What, then, can be concluded about the gothic genre as it manifests in video games as opposed to books?  Obviously, the generalities related to the differing mediums apply – interactivity versus passivity, multimedia versus text, and so forth – but within Gothic specifically, placing horror games next to their literary counterparts reveals the strengths and weaknesses of the form.  The kinesthetics of movement tied to play allow games to deliver to modern audiences a visceral feeling of tension more effortlessly than novels, though the written word excels at telling complex narratives that game storytelling still struggles to match.  This is to be expected, of course – games are a young medium and the basic tools of signification are not fully understood.  Although some would argue that “the best interactive stories are still worse than even middling books and films” and thus “if there is a future of games, let alone a future in which they discover their potential as a defining medium of an era, it will be one in which games abandon the dream of becoming narrative,[6]” horror games show that despite a lack of written narrative complexity to match older media, their ability to deliver narrative experiences on an emotional level – via engagement in an environment, be it solely through the physical manipulation of an onscreen avatar or through total sensory immersion in virtual reality – remains unmatched even at this early date.  Gothic games may be the best evidence for this: their focus on the physical input device allows the mechanics, dynamics and aesthetics of a game to work together in a way most other genres do not achieve.
[1] Hunicke, Robin, Marc LeBlanc, Robert Zubek.
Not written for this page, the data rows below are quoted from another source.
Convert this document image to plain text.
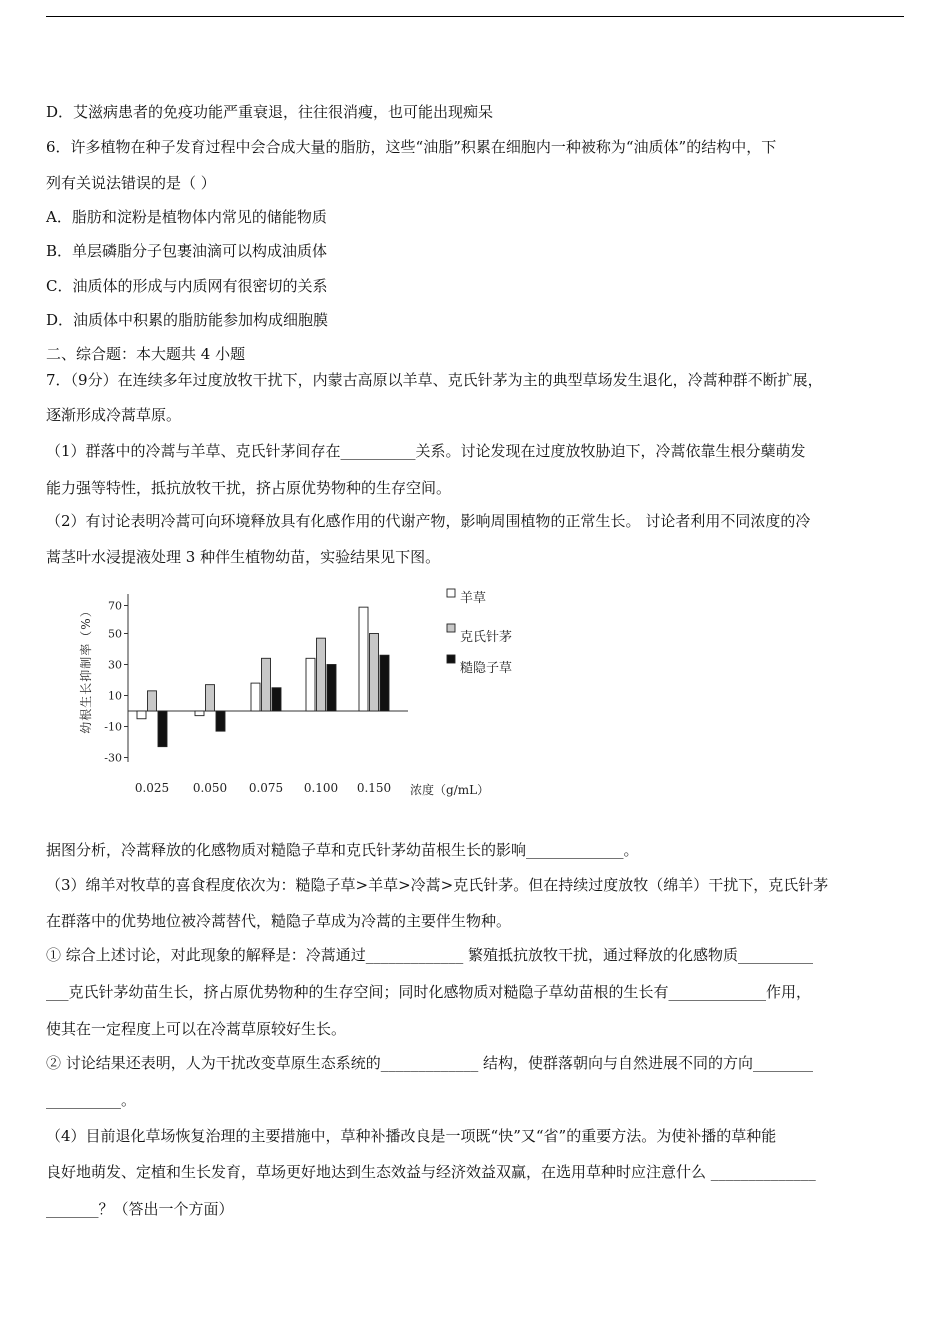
D．艾滋病患者的免疫功能严重衰退，往往很消瘦，也可能出现痴呆
6．许多植物在种子发育过程中会合成大量的脂肪，这些“油脂”积累在细胞内一种被称为“油质体”的结构中，下
列有关说法错误的是（ ）
A．脂肪和淀粉是植物体内常见的储能物质
B．单层磷脂分子包裹油滴可以构成油质体
C．油质体的形成与内质网有很密切的关系
D．油质体中积累的脂肪能参加构成细胞膜
二、综合题：本大题共 4 小题
7．（9分）在连续多年过度放牧干扰下，内蒙古高原以羊草、克氏针茅为主的典型草场发生退化，冷蒿种群不断扩展，
逐渐形成冷蒿草原。
（1）群落中的冷蒿与羊草、克氏针茅间存在__________关系。讨论发现在过度放牧胁迫下，冷蒿依靠生根分蘖萌发
能力强等特性，抵抗放牧干扰，挤占原优势物种的生存空间。
（2）有讨论表明冷蒿可向环境释放具有化感作用的代谢产物，影响周围植物的正常生长。 讨论者利用不同浓度的冷
蒿茎叶水浸提液处理 3 种伴生植物幼苗，实验结果见下图。
70
50
30
10
-10
-30
幼根生长抑制率（%）
0.025 0.050 0.075 0.100 0.150 浓度（g/mL）
羊草
克氏针茅
糙隐子草
据图分析，冷蒿释放的化感物质对糙隐子草和克氏针茅幼苗根生长的影响_____________。
（3）绵羊对牧草的喜食程度依次为：糙隐子草>羊草>冷蒿>克氏针茅。但在持续过度放牧（绵羊）干扰下，克氏针茅
在群落中的优势地位被冷蒿替代，糙隐子草成为冷蒿的主要伴生物种。
① 综合上述讨论，对此现象的解释是：冷蒿通过_____________ 繁殖抵抗放牧干扰，通过释放的化感物质__________
___克氏针茅幼苗生长，挤占原优势物种的生存空间；同时化感物质对糙隐子草幼苗根的生长有_____________作用，
使其在一定程度上可以在冷蒿草原较好生长。
② 讨论结果还表明，人为干扰改变草原生态系统的_____________ 结构，使群落朝向与自然进展不同的方向________
__________。
（4）目前退化草场恢复治理的主要措施中，草种补播改良是一项既“快”又“省”的重要方法。为使补播的草种能
良好地萌发、定植和生长发育，草场更好地达到生态效益与经济效益双赢，在选用草种时应注意什么 ______________
_______？（答出一个方面）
MDA: A Formal Approach to Game Design and Game Research.  Game Developer Conference, 2004.  
[2] One potential choice for investigator, Edward Carnby, is named for Clark Ashton Smith’s John Carnby, a character found in “Cthulhu Mythos.”
[3] Jones, Tanya Carinae Pell.  “From Necromancy to Necrotrophic: Resident Evil’s Influence on the Zombie Origin Shift from Supernatural to Science.”  In Unraveling Resident Evil: Essays on the Complex Universe of the Games and Films, ed. Nadine Farghaly. McFarland & Company Publishers, Jefferson: North Carolina. 2014.  19.
[4] Alexander, Leigh.  “Why Silent Hill mattered.”  Offworld: 1 May 2015 (Web).  
[5] Perron, Bernard.  Silent Hill: The Terror Engine. Ann Arbor, MI: University of Michigan Press, 2011. 42-43.
[6] Bogost, Ian.  “Video Games Are Better Without Stories.” The Atlantic. 25 April 2017.